Entre os episódios recuperados, a rivalidade com Juvenal Machado da Silva é um daqueles momentos em que percebemos o filme que poderia existir dentro do próprio documentário. As disputas entre os dois transformavam as provas do Hipódromo da Gávea em acontecimentos esportivos, com torcida, expectativa e uma rivalidade comparável àquelas que ajudam a popularizar qualquer modalidade. É uma história cheia de possibilidades dramáticas e que revela um período particularmente interessante do turfe nacional. Justamente por isso, fica a sensação de que o longa poderia permanecer mais tempo nesses conflitos e personagens, explorando melhor aquilo que existe para além da sucessão de conquistas.

Essa é também sua principal limitação. Wagner de Assis e Luis Erlanger demonstram tamanha admiração pelo personagem que raramente se afastam o suficiente para observá-lo por outros ângulos. Obstáculos importantes aparecem, assim como momentos delicados da vida e da carreira, mas quase sempre subordinados à construção de uma narrativa sobre superação. O resultado se aproxima em determinados momentos de uma homenagem institucional, interessada sobretudo em reafirmar a excepcionalidade de Jorge Ricardo. Não há problema em celebrar um atleta dessa dimensão, mas um documentário pode se tornar ainda mais interessante quando permite que contradições, derrotas e dúvidas ocupem o mesmo espaço reservado aos recordes.

A histórica vitória de número 13.000, alcançada em 2020, oferece ao filme um ponto de chegada naturalmente poderoso. Depois de acompanhar décadas de dedicação, compreender o peso daquele número torna a conquista ainda mais impressionante. Mais significativo, porém, é perceber a longevidade de um atleta que permanece ligado às pistas quando tantos contemporâneos já encerraram suas carreiras. Nesses momentos, Photochart encontra algo que números e troféus sozinhos não conseguem explicar: a relação de Ricardo com o esporte parece ultrapassar a necessidade de continuar provando qualquer coisa.
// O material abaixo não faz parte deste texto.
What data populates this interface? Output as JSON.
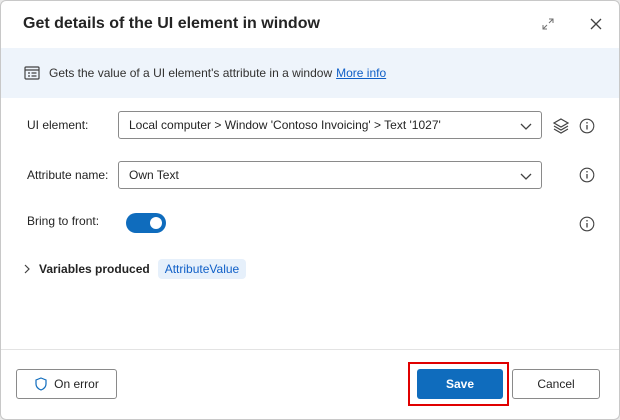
{
  "dialog": {
    "title": "Get details of the UI element in window",
    "expand_icon": "expand-icon",
    "close_icon": "close-icon"
  },
  "info": {
    "icon": "document-list-icon",
    "text": "Gets the value of a UI element's attribute in a window",
    "link": "More info"
  },
  "fields": {
    "ui_element": {
      "label": "UI element:",
      "value": "Local computer > Window 'Contoso Invoicing' > Text '1027'"
    },
    "attribute_name": {
      "label": "Attribute name:",
      "value": "Own Text"
    },
    "bring_to_front": {
      "label": "Bring to front:",
      "enabled": true
    }
  },
  "variables": {
    "label": "Variables produced",
    "items": [
      "AttributeValue"
    ]
  },
  "footer": {
    "on_error": "On error",
    "save": "Save",
    "cancel": "Cancel"
  },
  "colors": {
    "accent": "#0f6cbd",
    "highlight": "#e00000",
    "info_bg": "#eef4fb"
  }
}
Jorge Ricardo merecia ter sua história registrada, e Photochart: Nascido para Vencer cumpre essa tarefa com respeito e evidente admiração, além de funcionar como uma introdução acessível a um universo pouco explorado pelo cinema brasileiro. O problema é que seu protagonista frequentemente parece maior e mais complexo do que o próprio filme consegue alcançar. Há uma carreira extraordinária, rivalidades, conquistas internacionais, adversidades e décadas de transformação do esporte esperando por um olhar mais profundo. O documentário preserva a memória de um campeão e provavelmente despertará curiosidade pelo turfe, mas termina deixando a impressão de que, diante de uma vida tão rica, havia uma corrida cinematográfica ainda mais interessante a ser disputada.